The movie — filmed in part at Caldwell’s Humboldt Park home beginning in 2014 — was released four years later with Caldwell credited as a producer. It was selected as “Best Horror Feature” at the 2018 Manhattan Film Fest and “Best Feature” at the Freakshow Horror Film Fest.
Caldwell’s Canal Productions was incorporated in January 2014, and records show Citi supervisors annually approved this outside business affiliation.
Caldwell’s credits include 14 projects and films, according to her online biography on IMDb.com.
Records also show Caldwell used her position at Citi to conduct film business. In one 2015 chain copied to her Citi email account, Caldwell offered to meet a School of the Art Institute of Chicago filmmaker at Citi to discuss financing his documentary.

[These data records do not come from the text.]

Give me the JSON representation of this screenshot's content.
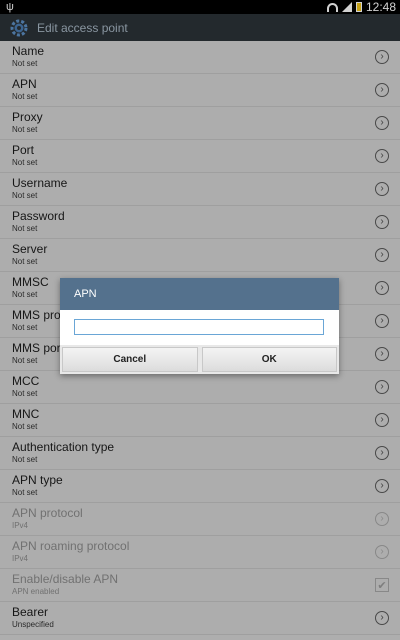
{
  "status_bar": {
    "usb_icon": "usb-icon",
    "time": "12:48"
  },
  "action_bar": {
    "title": "Edit access point",
    "icon": "settings-gear-icon"
  },
  "items": [
    {
      "label": "Name",
      "value": "Not set",
      "control": "chevron"
    },
    {
      "label": "APN",
      "value": "Not set",
      "control": "chevron"
    },
    {
      "label": "Proxy",
      "value": "Not set",
      "control": "chevron"
    },
    {
      "label": "Port",
      "value": "Not set",
      "control": "chevron"
    },
    {
      "label": "Username",
      "value": "Not set",
      "control": "chevron"
    },
    {
      "label": "Password",
      "value": "Not set",
      "control": "chevron"
    },
    {
      "label": "Server",
      "value": "Not set",
      "control": "chevron"
    },
    {
      "label": "MMSC",
      "value": "Not set",
      "control": "chevron"
    },
    {
      "label": "MMS proxy",
      "value": "Not set",
      "control": "chevron"
    },
    {
      "label": "MMS port",
      "value": "Not set",
      "control": "chevron"
    },
    {
      "label": "MCC",
      "value": "Not set",
      "control": "chevron"
    },
    {
      "label": "MNC",
      "value": "Not set",
      "control": "chevron"
    },
    {
      "label": "Authentication type",
      "value": "Not set",
      "control": "chevron"
    },
    {
      "label": "APN type",
      "value": "Not set",
      "control": "chevron"
    },
    {
      "label": "APN protocol",
      "value": "IPv4",
      "control": "chevron",
      "disabled": true
    },
    {
      "label": "APN roaming protocol",
      "value": "IPv4",
      "control": "chevron",
      "disabled": true
    },
    {
      "label": "Enable/disable APN",
      "value": "APN enabled",
      "control": "checkbox",
      "disabled": true
    },
    {
      "label": "Bearer",
      "value": "Unspecified",
      "control": "chevron"
    }
  ],
  "dialog": {
    "title": "APN",
    "input_value": "",
    "cancel_label": "Cancel",
    "ok_label": "OK"
  },
  "colors": {
    "dialog_title_bg": "#54718d",
    "action_bar_bg": "#2b3238",
    "input_border": "#6aa6d6"
  }
}
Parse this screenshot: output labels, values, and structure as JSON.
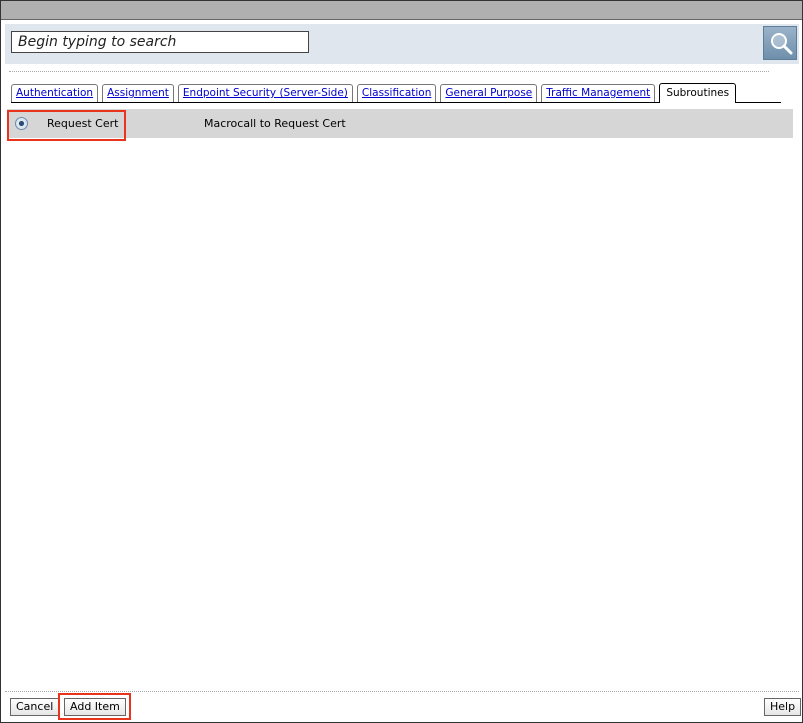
{
  "search": {
    "placeholder": "Begin typing to search",
    "button_icon": "magnifier-icon"
  },
  "tabs": [
    {
      "label": "Authentication",
      "active": false
    },
    {
      "label": "Assignment",
      "active": false
    },
    {
      "label": "Endpoint Security (Server-Side)",
      "active": false
    },
    {
      "label": "Classification",
      "active": false
    },
    {
      "label": "General Purpose",
      "active": false
    },
    {
      "label": "Traffic Management",
      "active": false
    },
    {
      "label": "Subroutines",
      "active": true
    }
  ],
  "items": [
    {
      "name": "Request Cert",
      "description": "Macrocall to Request Cert",
      "selected": true
    }
  ],
  "footer": {
    "cancel_label": "Cancel",
    "add_label": "Add Item",
    "help_label": "Help"
  },
  "colors": {
    "highlight": "#e8341c",
    "search_bg": "#dfe6ed",
    "tab_link": "#0000cc"
  }
}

“I am in my office this Friday on Michigan Ave next to yours,” she wrote in the email. “If you’d like to come by to talk briefly, I can in the morning.”
‘Taking advantage of my mom’
One of Caldwell’s clients was Catherine Duenas, now 83, who invested $18,000 in a film project with Caldwell, according to her son, who provided a tax form showing the investment.
Duenas-Brckovich said he became aware of the movie investment during a meeting that he and his mother had with Caldwell in the summer of 2017 at her Citi office on South Michigan Avenue. He said he had no idea at the time the film was Caldwell’s vampire film.
At the meeting, he said, Caldwell rebuffed his requests for term sheets — the standard investment report showing corporate governance and investor payout or exit strategies.
“I go, ‘A structured note? I’d like to know how it works,’ ” Duenas-Brckovich said. “Helen is, like, ‘Oh, I can’t tell you.’ ”
Duenas-Brckovich said Caldwell turned to his mother and said: “ ‘Oh, Catherine, you know about that!’ My mom is, ‘Of course, of course.’ ”
Duenas-Brckovich said he finally obtained a tax report showing his mother held a worthless 16% interest in a company that helped produce “Hunter.”
“That was my WTF moment,” Duenas-Brckovich said.
Amid Duenas-Brckovich’s complaints to Citi, Caldwell left the banking behemoth in November 2021 and registered as a broker with Wells Fargo Clearing Services in Chicago, FINRA reports and internal Citi records show.
She was discharged by Wells Fargo in September 2022 “following an internal review concerning the accuracy of disclosures that Caldwell made to the firm” about her outside business activities, FINRA records show.
A Wells Fargo spokesperson wouldn’t comment.